Page 20 of Crashing into Love


Font Size:  

This is real. He wants me as badly as I want him.

Can I really go forward without knowing the full truth?

I need to ask him, get it out in the open, so he can chuckle and run his hands across my cheeks, calling me silly as he explains the completely innocent reason for the way he behaved earlier tonight.

My gut tightens as I open my mouth, chords of anxiety pulsing through me, telling me no, no, no – telling me to keep it buried deep and quiet, to not ruin what we have.

If it wasn’t for Conrad and his impossible enticing claim, Mom and I would be sleeping in a dingy apartment with no power, the lock broken because of Todd and his friends.

But I can’t allow myself to endure this silently. It will drive me insane.

“Conrad,” I whisper.

“Yes?” His voice rumbles through me as his fingers whisper through my hair.

“When we got here, what was that—”

Suddenly an alarm blares through the apartment, high-pitched, rending my ears and seeming to multiply in the air. It sounds like a dying animal, screeching its last, howling.

“What is that?” I yell, and then through the screeching, I hear mom’s voice raised in panic.

She moans wordlessly, sounding more vulnerable and at threat than I’ve ever heard her, sounding like she’s going to lose her mind.

“The fire alarm,” Conrad snarls. “It’s always been too goddamn loud. But they had some trouble a few years back, so they turned it up. Come on. We need to get downstairs.”

“It’s like the night doesn’t want to end,” I say, chuckle without humor.

“Yeah. Tell me about it.”

Chapter Eleven

Conrad

We stand at the fire assembly point, in a courtyard behind the high rise, as the building manager walks up and down in front of the crowd, trying to calm people’s outrage. I ignore it all, focusing instead on our little cluster – on my woman with her hand on her mother’s shoulder, squeezing softly.

“It’s going to be fine. It’s just a drill.”

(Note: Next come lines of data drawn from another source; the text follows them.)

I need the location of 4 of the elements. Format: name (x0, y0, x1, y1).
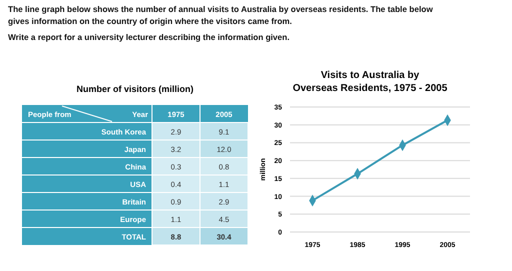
text: The line graph below shows the number of annual visits to Australia by overseas residents. The table below gives information on the country of origin where the visitors came from. (8, 4, 434, 26)
text: Write a report for a university lecturer describing the information given. (8, 32, 290, 42)
chart-title: Visits to Australia by Overseas Residents, 1975 - 2005 (292, 70, 448, 94)
chart-title: Number of visitors (million) (76, 84, 194, 94)
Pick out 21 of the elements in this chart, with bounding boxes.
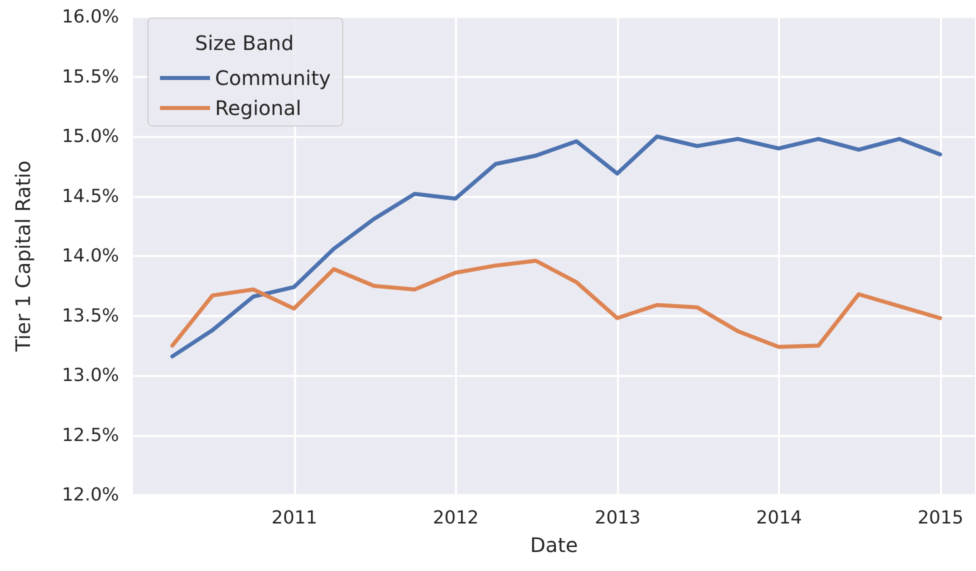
legend-label: Regional [215, 96, 302, 120]
y-tick-label: 12.0% [62, 484, 119, 506]
y-tick-label: 12.5% [62, 424, 119, 446]
y-tick-label: 14.5% [62, 186, 119, 207]
y-axis-title: Tier 1 Capital Ratio [11, 160, 35, 352]
line-series [170, 258, 942, 349]
y-tick-label: 15.5% [62, 66, 119, 88]
line-series [170, 134, 942, 358]
y-tick-label: 16.0% [62, 6, 119, 28]
y-tick-label: 15.0% [62, 126, 119, 147]
x-tick-label: 2012 [432, 508, 479, 528]
x-tick-label: 2015 [918, 508, 964, 528]
x-tick-label: 2014 [756, 508, 802, 528]
legend-label: Community [215, 66, 331, 90]
y-tick-label: 14.0% [62, 246, 119, 266]
x-tick-label: 2011 [272, 508, 318, 528]
x-axis-title: Date [530, 533, 578, 557]
legend-title: Size Band [195, 31, 294, 55]
y-tick-label: 13.5% [62, 305, 119, 326]
x-tick-label: 2013 [594, 508, 641, 528]
y-tick-label: 13.0% [62, 365, 119, 386]
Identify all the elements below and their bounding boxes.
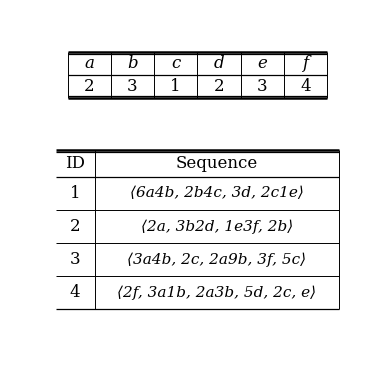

“Not a drill,” somebody pipes up from beside us. He’s a younger man I vaguely recognize, a preppy look about him. A banker. “Apparently someone set it off. Some nutcase I bet. Wanted access to the building.”

I glare at him until he feels my stare and turns away, lowering his gaze. He shuffles away from us after that. He can probably see I’m on the verge of unleashing the feral beast inside of me if he continues to make my woman and her mom anxious.

“Did he say someone’s going to break in?” Mrs. Simpkins mutters.

Callie’s jaw clenches. There’s a battle going on inside her, one that is plain to me but invisible to her mother. She’s trying to be as kind and understanding as possible, trying to be patient, but I can sense the strain inside of her. She’s been doing this on her own for too long.

I move forward, forcing myself to look at Mrs. Simpkins instead of Callie.

If I look at my woman, I won’t be able to stop from consuming her with her eyes, the way her luscious thighs call out to me, the memory of the way her body shivered and quaked when my mouth was filled with the delicious tangy taste of her.

I wish I’d made her put on some pants before we came out here because the idea of any bastard looking too long at her perfect legs makes me want to roar.

“Mrs… Janet.” I remember how she asked me to call her that, in one of her more lucid moments. “I promise everything’s going to be fine. I’m personally going to make sure it is, okay?”

She blinks, looking up at me like she’s a child, even if she must only be a couple of years older than me.

“Yes, yes, you’re right. I just—of course. Of course, it is.”

It’s like talking to someone else reminds her of how she’s supposed to behave, pulls her out of the pit for a few moments. But I’m under no delusions that this normalcy will last without real help.

“We’re just checking the building,” the manager says, lifting her hands over the raised voices, dozens of us gathered at this assembly point. She’s a tall woman with a sharp face. “And then it’ll be safe to go back inside. I’m sure.”

I sigh and stand close to my woman, her shoulder brushing against my side, and then without thinking I lift my hand and put my arm around her shoulder.

She’s still for a moment, frozen.

I glance at her and see that she’s staring at her mom, as though awaiting her reaction.

Mrs. Simpkins only glances at us and then immediately away, as though none of this is of any interest to her. A feeling of rage flurries inside of me at that thought.

How can she not care about her daughter finally finding someone who appreciates her?